J’ai eu le bonheur d’être porte-drapeau (2002), trésorier (2003) et président (2004) de la Société Générale des Etudiants en Médecine Vétérinaire et je ne peux donc pas vous cacher que je suis profondément scandalisé par certains commentaires écrits sur votre blog. J’ai tenté d’y publier une réponse mais je n’y suis pas parvenu, peut-être est-elle trop longue? Je vous l’envoie donc, légèrement modifiée, par courrier électronique (ainsi qu’en copie à Monsieur le Doyen de la Faculté de Médecine vétérinaire). En guise de préambule, je tiens à préciser que ma réaction n’a pas pour but d’attaquer quelqu’un en particulier mais juste d’apporter une réponse à des commentaires et des sous-entendus maintes fois évoqués lorsqu’est initié un débat sur les baptêmes, particulièrement le nôtre. Il s’avère également que certains représentants de l’AGEL n’hésitent pas à utiliser la calomnie.

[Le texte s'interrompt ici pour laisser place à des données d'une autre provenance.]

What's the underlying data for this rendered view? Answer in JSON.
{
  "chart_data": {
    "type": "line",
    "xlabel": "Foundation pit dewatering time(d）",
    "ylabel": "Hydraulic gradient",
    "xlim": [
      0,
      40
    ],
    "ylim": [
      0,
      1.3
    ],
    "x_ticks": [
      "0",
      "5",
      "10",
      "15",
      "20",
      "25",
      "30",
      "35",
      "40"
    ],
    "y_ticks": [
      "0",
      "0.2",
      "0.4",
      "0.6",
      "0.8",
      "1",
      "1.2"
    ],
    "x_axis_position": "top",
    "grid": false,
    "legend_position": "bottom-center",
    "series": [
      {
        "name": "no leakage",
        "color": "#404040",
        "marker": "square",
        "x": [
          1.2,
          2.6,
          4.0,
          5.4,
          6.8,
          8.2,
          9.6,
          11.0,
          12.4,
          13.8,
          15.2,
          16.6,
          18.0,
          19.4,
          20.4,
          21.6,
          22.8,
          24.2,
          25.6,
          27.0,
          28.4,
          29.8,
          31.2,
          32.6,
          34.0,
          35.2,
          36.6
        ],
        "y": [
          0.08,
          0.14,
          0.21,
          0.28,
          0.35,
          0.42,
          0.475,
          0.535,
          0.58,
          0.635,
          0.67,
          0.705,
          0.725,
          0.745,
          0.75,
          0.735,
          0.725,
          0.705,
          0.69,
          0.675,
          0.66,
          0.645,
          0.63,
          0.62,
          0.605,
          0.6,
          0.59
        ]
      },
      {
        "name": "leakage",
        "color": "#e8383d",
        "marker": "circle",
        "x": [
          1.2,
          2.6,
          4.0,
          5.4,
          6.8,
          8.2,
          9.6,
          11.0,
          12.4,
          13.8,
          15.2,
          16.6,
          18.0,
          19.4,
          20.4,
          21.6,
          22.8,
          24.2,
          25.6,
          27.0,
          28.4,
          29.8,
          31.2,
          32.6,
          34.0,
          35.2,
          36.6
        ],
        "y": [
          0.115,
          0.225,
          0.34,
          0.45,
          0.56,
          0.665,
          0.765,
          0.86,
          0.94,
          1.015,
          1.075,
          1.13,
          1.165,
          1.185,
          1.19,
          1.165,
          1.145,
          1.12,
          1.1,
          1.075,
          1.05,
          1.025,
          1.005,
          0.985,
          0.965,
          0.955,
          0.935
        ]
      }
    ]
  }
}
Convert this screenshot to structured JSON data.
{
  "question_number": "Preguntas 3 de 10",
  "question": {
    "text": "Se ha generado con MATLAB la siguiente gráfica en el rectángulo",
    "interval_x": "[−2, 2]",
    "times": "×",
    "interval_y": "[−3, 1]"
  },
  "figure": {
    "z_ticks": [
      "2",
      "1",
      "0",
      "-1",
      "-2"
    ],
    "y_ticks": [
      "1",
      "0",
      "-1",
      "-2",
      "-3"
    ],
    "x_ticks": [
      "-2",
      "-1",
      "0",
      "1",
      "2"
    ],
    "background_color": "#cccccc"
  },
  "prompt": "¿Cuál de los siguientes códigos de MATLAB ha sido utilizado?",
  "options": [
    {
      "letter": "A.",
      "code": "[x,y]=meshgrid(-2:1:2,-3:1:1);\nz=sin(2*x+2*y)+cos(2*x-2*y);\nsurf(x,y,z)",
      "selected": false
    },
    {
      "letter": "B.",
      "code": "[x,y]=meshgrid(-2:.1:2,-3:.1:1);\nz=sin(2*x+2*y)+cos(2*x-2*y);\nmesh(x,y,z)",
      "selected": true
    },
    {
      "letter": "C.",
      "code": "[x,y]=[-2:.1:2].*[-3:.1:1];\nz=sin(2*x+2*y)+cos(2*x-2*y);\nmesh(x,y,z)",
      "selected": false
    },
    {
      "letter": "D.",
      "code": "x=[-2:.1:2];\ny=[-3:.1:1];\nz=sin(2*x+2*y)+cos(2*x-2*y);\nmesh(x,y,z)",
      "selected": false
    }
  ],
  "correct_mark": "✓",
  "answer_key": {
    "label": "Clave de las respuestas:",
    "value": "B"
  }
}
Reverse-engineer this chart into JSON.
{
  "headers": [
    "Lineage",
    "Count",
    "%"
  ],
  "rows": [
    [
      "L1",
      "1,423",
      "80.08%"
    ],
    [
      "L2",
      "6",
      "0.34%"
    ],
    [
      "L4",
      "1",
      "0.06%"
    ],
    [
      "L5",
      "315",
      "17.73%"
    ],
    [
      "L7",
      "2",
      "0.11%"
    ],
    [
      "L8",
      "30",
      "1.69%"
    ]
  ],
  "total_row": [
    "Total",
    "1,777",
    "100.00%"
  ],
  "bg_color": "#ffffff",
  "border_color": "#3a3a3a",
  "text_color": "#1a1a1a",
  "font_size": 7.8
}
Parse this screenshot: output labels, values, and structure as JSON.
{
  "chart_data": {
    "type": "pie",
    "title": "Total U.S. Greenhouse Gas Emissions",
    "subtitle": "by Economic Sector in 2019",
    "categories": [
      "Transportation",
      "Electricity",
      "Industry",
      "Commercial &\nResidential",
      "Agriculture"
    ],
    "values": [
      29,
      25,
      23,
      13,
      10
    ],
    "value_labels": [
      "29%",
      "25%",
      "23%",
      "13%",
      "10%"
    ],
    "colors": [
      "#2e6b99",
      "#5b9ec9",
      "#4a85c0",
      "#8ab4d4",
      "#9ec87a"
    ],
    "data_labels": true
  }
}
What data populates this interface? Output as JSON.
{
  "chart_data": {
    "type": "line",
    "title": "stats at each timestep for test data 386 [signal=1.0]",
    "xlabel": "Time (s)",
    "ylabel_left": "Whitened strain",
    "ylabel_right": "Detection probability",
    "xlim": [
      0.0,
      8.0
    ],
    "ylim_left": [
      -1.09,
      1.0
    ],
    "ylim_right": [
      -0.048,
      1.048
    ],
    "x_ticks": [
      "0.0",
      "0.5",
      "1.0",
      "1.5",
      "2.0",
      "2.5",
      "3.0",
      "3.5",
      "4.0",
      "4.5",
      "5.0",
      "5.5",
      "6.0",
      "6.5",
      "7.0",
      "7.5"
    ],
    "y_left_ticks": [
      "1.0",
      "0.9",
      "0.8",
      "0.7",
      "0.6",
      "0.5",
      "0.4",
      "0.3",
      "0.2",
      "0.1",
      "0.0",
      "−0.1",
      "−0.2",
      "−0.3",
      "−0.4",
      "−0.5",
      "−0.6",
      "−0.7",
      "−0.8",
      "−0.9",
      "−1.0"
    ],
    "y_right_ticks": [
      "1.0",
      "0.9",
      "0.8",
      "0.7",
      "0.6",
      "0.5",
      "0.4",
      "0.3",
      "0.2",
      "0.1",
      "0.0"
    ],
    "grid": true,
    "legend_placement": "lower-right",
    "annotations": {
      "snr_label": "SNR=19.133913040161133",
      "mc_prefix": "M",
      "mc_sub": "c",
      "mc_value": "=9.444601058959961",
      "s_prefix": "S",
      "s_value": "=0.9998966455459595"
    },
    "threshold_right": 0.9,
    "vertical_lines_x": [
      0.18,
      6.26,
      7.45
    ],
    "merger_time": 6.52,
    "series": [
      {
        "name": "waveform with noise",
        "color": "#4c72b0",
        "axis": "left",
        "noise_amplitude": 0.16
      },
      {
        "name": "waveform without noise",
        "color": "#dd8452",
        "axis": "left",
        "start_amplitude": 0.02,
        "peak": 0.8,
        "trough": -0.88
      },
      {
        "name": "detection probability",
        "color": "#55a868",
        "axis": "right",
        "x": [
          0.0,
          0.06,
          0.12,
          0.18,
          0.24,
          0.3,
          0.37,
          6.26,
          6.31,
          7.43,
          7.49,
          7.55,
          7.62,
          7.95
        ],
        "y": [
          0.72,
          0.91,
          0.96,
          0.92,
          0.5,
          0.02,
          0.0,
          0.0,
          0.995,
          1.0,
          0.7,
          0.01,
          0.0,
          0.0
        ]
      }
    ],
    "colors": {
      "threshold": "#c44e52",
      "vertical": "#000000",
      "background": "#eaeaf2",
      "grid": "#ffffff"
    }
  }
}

Je constate d’ailleurs que l’attitude de ceux-ci n’a guère évolué depuis que j’ai terminé mes études, mais cela ne me surprend pas… Veuillez donc avoir l’obligeance d’excuser le ton un peu provocateur qui ne vous est évidemment pas destiné. »
« A tous,
Personnellement, j’ai un peu de mal à comprendre comment un tragique accident survenu au cours d’une soirée organisée par l’AGEL (c’est-à-dire l’organisation encadrant les activités des comités de baptême de Liège, à l’exception des vétérinaires) peut dévier aussi rapidement sur le « fameux » baptême vété. Une diversion? Un exutoire? Certains imaginent peut-être échapper à leur propre autocritique en cherchant un bouc-émissaire facile (juste une hypothèse formelle, bien entendu)? « Quoi un problème de sécurité dans nos activités? mais mon bon monsieur, tout cela est évidemment de la faute de ces abominables baptisés de Cureghem! »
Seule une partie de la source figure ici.